Church discipline is an interesting thing. Typically it involves an offending member and the offender's bishop working things out as quietly as possible. There might be a temporary probation enacted on certain types of participation, but the idea is that the offender has time to work through the repentance process fully and arrive at a good place spiritually. The works of God and His Church are sacred and not to be defamed by those who cannot or will not respect them.

Disciplinary councils, or "courts of love" are much more serious. They typically address weightier matters that might warrant excommunication. Typically those matters have to deal with sexual indiscretion, apostasy, and occasionally the mishandling of tithes.

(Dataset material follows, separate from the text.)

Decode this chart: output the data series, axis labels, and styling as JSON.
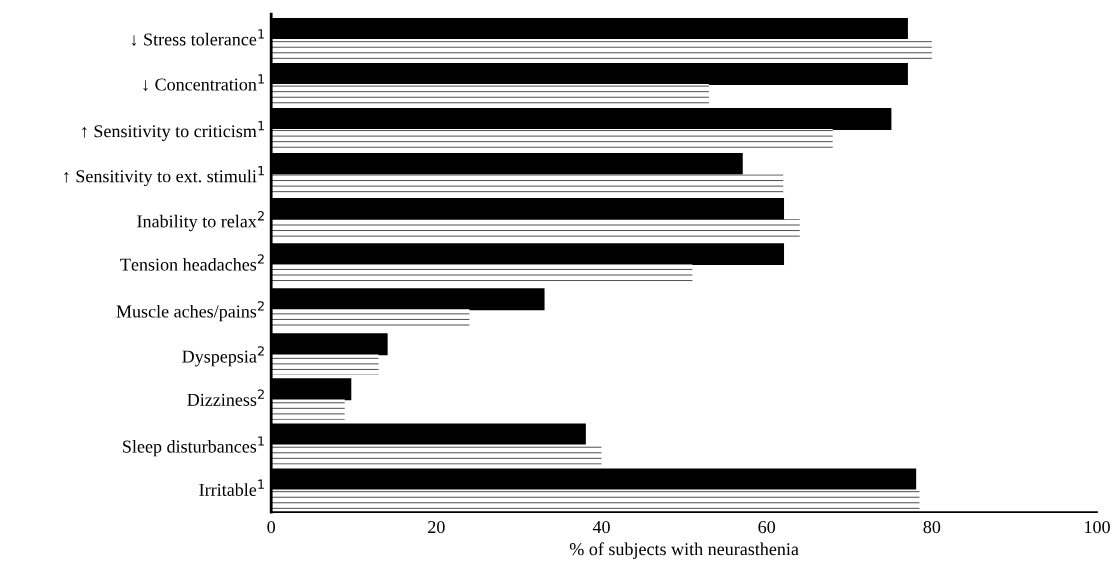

Coming down hard on local leaders embezzling tithing funds seems appropriate. No one should be taking monies intended to assist in the cause of Jesus and use them for personal or worldly gain. (Then again, we have no idea what the LDS Church is actually doing with the money even when it does make it past the local leadership.)

Matters of sexual indiscretion come in all shapes and sizes so it's hard to come up with any single example that can fully illustrate all of the issues at stake. I'm all for finding out who in the Church is sexually abusive, who is offending the law (as in the case of child porn), and getting the right counseling for anyone seeking to overcome hurtful sexual practices. Where courts of love become questionable lies more in the nature of the court itself. You have the offender facing off alone to a bishop, a stake president, and fifteen high counselors (all of whom are men). That's one against seventeen. Often an unknowing spouse is involved, in which case there could very well be an unpleasant surprise in store - a surprise that the spouse gets to sort out in front of eighteen people who know more about the matter than he or she does. Sexual matters are delicate and can contribute to deep embarrassment and shame. Does a wife hearing about her husband's sexual escapades for the first time deserve to hear it in front of nearly twenty men, some of them neighbors?


Potential apostates are another tricky matter. You have all kinds of unorthodox thought and practice to address from something people who think the Church has derailed to self-proclaimed prophets who are seeking followers. You also have people who run into difficult problems with what the Church claims and are asking for answers. Asking hard questions doesn't go over well in disciplinary councils. You're supposed to be humble and let the Church remold you.

I think the only reason I didn't have a problem with this in the past was because 1) I believed in keeping the Church safe from apostates and 2) I didn't know what kind of shit went down in these disciplinary councils. In my mind, anyone dragged into a court of love was going to get what they deserved! Nearly twenty inspired men can't be wrong, can they? How often do these courts turn around to blame the victim? You should have learned to be more sexually satisfying! You shouldn't have started investigating Church history! You should have doubted your doubts, not your faith!